Buddhisten, Katholiken und Konfessionslose

Die Ausbildung der Ehrenamtlichen ist für alle offen: Die Module der Lehrgänge werden von der katholischen Nonne Annemarie Gamsjäger geleitet, die seit 25 Jahren in der Hospizarbeit tätig ist. "Assistiert wird sie von einer Buddhistin, die zum Beispiel in den Pausen mit uns Qigong Übungen macht. In der Gruppe sind Buddhisten, Katholiken und Konfessionslose wie ich", sagt Janet Cobb.

"Unsere erste Frage ist sicher nicht, ob die Kursteilnehmer dem Buddhismus angehören", bestätigt Fröhlich. Auch die PatientInnen schätzen das neutrale Angebot der ÖBR, sagt Fröhlich: "Die Angst, noch einmal missioniert zu werden oder sich sündig fühlen zu müssen ist zwar unbegründet, aber dennoch oft in den Köpfen der Menschen."

Selbsterfahrung

Am Anfang der Ausbildung geht es hauptsächlich um Selbsterfahrung und die Auseinandersetzung mit dem eigenen Sterben. Inhaltliche Schwerpunkte werden auf medizinische Informationen, pflegerische Grundbegriffe und die ethnisch-juridische Dimension gesetzt. Das letzte Modul hat Trauerarbeit zum Thema. Nach Abschluss des Lehrgangs bekommen die TeilnehmerInnen ein offizielles Zertifikat und das Praktikum kann beginnen.

Seit Juni ist Cobb im Krankenhaus "Göttlicher Heiland" aktiv. "Es ist wunderbar zu erfahren, wie Menschen verschiedener Nationalitäten, aus allen Gesellschaftsschichten, heterosexuell oder homosexuell, gepflegt, mit Respekt und vollkommen gleich behandelt werden", sagt Janet Cobb.

Loslassen

Die ehrenamtliche Sterbebegleiterin hat in ihrem Umfeld unterschiedliche Reaktionen erlebt: "Ein Bekannter hat gemeint, dass ich doch viel mehr gebe, als ich zurück bekomme. Das stimmt überhaupt nicht." Nach jedem Dienst sei Cobb dankbar: "Was mir vorher Sorgen gemacht hat, wird unwichtig. Es relativiert alles."

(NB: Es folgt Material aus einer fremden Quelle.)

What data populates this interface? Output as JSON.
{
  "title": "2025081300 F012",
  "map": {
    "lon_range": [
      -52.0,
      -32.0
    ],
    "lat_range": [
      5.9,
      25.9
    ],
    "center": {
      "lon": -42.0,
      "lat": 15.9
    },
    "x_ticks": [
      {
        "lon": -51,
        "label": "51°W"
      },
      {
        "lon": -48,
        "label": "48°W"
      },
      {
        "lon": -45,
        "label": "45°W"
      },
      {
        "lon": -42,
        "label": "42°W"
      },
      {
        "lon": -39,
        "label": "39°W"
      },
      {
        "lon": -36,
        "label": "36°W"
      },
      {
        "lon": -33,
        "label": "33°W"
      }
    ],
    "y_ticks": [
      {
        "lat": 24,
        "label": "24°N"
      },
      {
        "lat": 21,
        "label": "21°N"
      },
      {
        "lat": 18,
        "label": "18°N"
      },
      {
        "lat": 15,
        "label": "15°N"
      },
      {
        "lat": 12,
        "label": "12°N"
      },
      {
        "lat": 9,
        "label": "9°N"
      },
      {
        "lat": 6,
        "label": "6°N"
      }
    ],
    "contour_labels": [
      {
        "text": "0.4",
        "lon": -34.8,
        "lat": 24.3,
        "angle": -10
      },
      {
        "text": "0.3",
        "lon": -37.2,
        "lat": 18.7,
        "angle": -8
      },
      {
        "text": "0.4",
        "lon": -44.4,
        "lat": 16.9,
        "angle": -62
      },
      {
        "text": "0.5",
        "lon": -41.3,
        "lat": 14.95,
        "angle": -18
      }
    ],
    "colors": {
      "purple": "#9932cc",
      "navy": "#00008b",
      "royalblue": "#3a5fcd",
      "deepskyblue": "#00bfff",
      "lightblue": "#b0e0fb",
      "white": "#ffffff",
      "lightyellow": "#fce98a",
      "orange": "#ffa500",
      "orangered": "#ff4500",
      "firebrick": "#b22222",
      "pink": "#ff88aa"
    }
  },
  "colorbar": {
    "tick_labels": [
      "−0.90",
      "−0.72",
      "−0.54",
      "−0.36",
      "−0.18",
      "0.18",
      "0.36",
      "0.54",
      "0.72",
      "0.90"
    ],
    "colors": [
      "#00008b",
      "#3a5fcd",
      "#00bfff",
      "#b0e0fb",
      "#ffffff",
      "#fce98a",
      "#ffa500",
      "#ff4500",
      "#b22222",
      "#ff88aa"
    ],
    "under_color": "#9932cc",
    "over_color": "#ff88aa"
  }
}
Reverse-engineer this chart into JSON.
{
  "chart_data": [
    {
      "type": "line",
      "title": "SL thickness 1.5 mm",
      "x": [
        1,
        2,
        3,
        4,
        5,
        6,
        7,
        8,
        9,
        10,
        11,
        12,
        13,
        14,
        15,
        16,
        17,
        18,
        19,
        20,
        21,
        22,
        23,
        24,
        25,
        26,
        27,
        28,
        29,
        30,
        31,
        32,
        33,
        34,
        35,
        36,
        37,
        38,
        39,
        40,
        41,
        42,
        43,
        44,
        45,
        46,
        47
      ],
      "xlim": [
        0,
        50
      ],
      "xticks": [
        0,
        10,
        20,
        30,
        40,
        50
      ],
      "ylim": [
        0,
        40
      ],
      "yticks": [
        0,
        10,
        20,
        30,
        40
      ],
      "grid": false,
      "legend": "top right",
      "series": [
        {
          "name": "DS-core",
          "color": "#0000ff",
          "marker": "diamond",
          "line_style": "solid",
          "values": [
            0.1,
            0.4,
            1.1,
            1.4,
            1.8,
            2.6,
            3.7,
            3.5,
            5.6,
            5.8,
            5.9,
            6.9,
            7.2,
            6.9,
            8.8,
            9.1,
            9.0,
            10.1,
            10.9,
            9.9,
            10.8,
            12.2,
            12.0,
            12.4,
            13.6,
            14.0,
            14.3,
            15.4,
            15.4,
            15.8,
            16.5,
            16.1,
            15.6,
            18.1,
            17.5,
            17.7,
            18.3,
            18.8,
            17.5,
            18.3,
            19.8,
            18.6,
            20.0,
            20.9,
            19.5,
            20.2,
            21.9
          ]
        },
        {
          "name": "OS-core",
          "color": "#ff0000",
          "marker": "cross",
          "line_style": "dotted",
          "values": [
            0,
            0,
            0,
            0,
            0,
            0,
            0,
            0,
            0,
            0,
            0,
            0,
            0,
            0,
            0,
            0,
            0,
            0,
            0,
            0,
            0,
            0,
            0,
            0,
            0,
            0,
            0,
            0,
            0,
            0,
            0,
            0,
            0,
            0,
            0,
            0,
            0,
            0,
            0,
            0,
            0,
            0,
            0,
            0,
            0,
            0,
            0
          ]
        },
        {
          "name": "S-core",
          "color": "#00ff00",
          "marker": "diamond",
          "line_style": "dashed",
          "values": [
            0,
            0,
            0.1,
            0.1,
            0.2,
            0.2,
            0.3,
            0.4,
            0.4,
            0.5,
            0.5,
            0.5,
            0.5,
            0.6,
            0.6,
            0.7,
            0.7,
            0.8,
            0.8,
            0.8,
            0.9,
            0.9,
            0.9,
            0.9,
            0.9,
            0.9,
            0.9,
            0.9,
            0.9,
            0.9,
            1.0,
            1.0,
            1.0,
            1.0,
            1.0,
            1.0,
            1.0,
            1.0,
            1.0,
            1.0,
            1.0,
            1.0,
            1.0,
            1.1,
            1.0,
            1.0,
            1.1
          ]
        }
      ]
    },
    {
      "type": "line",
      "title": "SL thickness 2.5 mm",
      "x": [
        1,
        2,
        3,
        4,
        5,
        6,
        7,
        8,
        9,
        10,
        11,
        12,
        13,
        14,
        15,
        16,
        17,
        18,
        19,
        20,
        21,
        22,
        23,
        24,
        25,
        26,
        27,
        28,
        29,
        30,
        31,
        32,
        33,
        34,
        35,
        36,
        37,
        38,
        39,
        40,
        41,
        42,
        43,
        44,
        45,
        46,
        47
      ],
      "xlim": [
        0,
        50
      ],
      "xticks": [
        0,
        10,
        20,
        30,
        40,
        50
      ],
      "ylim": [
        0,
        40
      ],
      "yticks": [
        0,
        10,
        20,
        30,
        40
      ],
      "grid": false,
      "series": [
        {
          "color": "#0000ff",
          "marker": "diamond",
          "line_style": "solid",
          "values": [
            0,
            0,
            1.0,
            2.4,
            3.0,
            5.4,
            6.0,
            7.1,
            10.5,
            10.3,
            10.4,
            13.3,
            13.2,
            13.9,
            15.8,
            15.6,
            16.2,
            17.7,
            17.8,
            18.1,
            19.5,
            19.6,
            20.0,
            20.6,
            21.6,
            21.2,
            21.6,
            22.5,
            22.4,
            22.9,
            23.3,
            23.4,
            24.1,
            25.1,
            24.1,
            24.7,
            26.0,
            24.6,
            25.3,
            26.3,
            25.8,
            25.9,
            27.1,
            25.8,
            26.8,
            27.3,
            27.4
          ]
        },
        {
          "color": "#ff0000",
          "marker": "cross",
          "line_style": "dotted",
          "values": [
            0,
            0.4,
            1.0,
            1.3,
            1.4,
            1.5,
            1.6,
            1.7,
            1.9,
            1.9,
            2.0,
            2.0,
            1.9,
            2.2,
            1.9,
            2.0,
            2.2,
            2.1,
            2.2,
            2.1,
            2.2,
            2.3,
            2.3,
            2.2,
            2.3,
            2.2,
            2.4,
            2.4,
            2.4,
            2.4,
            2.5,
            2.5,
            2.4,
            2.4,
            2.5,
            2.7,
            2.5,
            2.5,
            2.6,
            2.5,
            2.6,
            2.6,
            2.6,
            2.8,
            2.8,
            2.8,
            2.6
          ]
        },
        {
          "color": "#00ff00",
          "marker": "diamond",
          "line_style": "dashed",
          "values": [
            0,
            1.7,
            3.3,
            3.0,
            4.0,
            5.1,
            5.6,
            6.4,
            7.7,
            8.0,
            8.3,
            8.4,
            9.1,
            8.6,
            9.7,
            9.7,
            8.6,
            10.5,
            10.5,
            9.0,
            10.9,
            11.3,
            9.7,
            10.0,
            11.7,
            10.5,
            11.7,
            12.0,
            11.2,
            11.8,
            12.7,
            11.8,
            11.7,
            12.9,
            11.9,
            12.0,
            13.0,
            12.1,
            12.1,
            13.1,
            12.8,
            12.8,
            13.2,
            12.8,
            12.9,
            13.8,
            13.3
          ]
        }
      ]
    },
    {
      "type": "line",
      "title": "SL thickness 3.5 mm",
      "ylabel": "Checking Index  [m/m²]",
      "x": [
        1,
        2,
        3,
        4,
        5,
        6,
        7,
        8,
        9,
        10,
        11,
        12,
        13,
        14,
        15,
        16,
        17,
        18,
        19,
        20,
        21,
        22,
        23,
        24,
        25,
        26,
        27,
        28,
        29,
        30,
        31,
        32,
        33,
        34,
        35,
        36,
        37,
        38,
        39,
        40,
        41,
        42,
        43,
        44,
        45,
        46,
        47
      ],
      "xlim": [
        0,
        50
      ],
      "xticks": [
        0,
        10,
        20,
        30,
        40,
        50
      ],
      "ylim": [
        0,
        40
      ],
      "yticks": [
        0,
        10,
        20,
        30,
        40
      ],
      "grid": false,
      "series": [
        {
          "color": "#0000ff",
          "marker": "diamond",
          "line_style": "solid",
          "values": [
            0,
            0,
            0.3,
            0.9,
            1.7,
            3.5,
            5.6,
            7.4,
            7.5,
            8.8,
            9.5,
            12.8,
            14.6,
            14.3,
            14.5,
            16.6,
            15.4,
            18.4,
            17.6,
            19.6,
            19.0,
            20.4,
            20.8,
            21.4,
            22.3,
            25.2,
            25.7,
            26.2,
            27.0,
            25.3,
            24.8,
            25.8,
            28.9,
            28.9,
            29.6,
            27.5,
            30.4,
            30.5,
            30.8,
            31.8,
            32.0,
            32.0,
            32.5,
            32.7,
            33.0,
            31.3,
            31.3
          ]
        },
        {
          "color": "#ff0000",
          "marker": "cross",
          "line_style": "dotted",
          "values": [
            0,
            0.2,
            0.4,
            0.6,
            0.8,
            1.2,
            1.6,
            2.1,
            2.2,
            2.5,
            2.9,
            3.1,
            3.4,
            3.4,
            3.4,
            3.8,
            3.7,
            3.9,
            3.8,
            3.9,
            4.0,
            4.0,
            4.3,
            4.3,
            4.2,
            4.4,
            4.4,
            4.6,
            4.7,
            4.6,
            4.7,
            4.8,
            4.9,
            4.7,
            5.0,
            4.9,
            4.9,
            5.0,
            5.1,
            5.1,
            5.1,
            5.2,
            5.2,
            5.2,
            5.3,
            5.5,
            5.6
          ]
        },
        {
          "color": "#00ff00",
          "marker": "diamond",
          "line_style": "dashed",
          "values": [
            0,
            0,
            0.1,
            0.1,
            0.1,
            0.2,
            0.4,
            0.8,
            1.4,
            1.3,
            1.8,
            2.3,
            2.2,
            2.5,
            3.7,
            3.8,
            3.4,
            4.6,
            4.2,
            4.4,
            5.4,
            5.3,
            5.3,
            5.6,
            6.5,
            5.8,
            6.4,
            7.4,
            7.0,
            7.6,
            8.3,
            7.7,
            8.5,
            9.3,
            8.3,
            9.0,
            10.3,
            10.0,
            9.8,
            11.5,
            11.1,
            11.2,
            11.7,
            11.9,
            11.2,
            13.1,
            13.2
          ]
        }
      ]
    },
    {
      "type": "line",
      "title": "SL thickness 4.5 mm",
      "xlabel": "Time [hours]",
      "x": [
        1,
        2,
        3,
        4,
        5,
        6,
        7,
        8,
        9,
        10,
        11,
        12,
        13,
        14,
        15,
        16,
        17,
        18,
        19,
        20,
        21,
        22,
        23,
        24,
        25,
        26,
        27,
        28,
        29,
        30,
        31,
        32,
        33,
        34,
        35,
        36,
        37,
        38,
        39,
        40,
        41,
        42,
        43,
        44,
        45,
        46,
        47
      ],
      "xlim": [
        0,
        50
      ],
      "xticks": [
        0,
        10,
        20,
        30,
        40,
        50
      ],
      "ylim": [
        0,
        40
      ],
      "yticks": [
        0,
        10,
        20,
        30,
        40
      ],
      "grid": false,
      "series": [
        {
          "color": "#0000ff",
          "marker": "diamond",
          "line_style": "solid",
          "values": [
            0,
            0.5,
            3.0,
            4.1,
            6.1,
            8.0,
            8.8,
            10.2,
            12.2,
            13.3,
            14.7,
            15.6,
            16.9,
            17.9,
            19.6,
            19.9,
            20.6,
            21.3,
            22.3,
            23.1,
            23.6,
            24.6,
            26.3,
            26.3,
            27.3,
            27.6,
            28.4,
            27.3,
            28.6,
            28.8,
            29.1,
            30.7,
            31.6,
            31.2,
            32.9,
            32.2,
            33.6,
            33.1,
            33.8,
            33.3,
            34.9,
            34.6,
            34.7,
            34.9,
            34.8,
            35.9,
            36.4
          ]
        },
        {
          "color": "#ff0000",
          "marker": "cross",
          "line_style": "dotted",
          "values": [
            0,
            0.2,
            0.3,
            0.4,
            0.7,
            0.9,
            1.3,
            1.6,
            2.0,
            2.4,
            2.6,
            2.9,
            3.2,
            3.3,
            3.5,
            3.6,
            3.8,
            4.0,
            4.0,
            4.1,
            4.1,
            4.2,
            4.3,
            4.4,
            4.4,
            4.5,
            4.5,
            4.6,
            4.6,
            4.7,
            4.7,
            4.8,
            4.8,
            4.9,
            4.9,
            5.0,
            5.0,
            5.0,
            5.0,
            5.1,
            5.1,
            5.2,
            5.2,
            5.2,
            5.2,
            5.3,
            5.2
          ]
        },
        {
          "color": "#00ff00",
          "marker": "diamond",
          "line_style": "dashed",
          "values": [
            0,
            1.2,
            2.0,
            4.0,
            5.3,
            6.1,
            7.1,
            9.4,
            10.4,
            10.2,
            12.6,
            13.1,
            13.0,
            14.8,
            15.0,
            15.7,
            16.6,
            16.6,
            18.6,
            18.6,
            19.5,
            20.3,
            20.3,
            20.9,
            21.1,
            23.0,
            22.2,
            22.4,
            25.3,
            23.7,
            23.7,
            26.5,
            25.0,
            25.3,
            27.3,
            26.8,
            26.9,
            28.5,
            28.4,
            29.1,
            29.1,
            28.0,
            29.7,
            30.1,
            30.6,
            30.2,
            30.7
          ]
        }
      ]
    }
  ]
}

Cobb stellt eine Verbindung zur buddhistischen Grundhaltung des Antimaterialismus her: "Je weniger materialistische Anhängsel man hat, umso einfacher kann man gehen. Denn das Leben heißt loslassen." Janet Cobbs Auseinandersetzung mit dem Thema begann vor zehn Jahren, als ihr Vater starb. Vor seinem Tod konnten sie vieles klären und Cobb empfindet diese Zeit noch heute als "Geschenk, das ihr viel Kraft gibt".

Gast

Die Zeit mit den Sterbenden ist kurz und intensiv. "Hospiz heißt übersetzt 'Gastfreundschaft'. Das erklärt unsere Arbeit recht gut, denn wir sind Gäste im Leben des anderen", sagt Fröhlich. Janet Cobb erzählt von einem Erlebnis, das ihre Familie miteinbezog: "Eine Dame wollte gerne meinen Ehemann kennen lernen, da wir viel über unsere Familien gesprochen haben." Cobbs Ehemann hat den Wunsch erfüllt, was der älteren Dame große Freude bereitete. "Meine Erfahrung ist, dass sterbende Menschen sehr wohl ein Bedürfnis nach Gesellschaft haben und nicht abgeschoben, sozusagen lebendig begraben, werden wollen", sagt Fröhlich.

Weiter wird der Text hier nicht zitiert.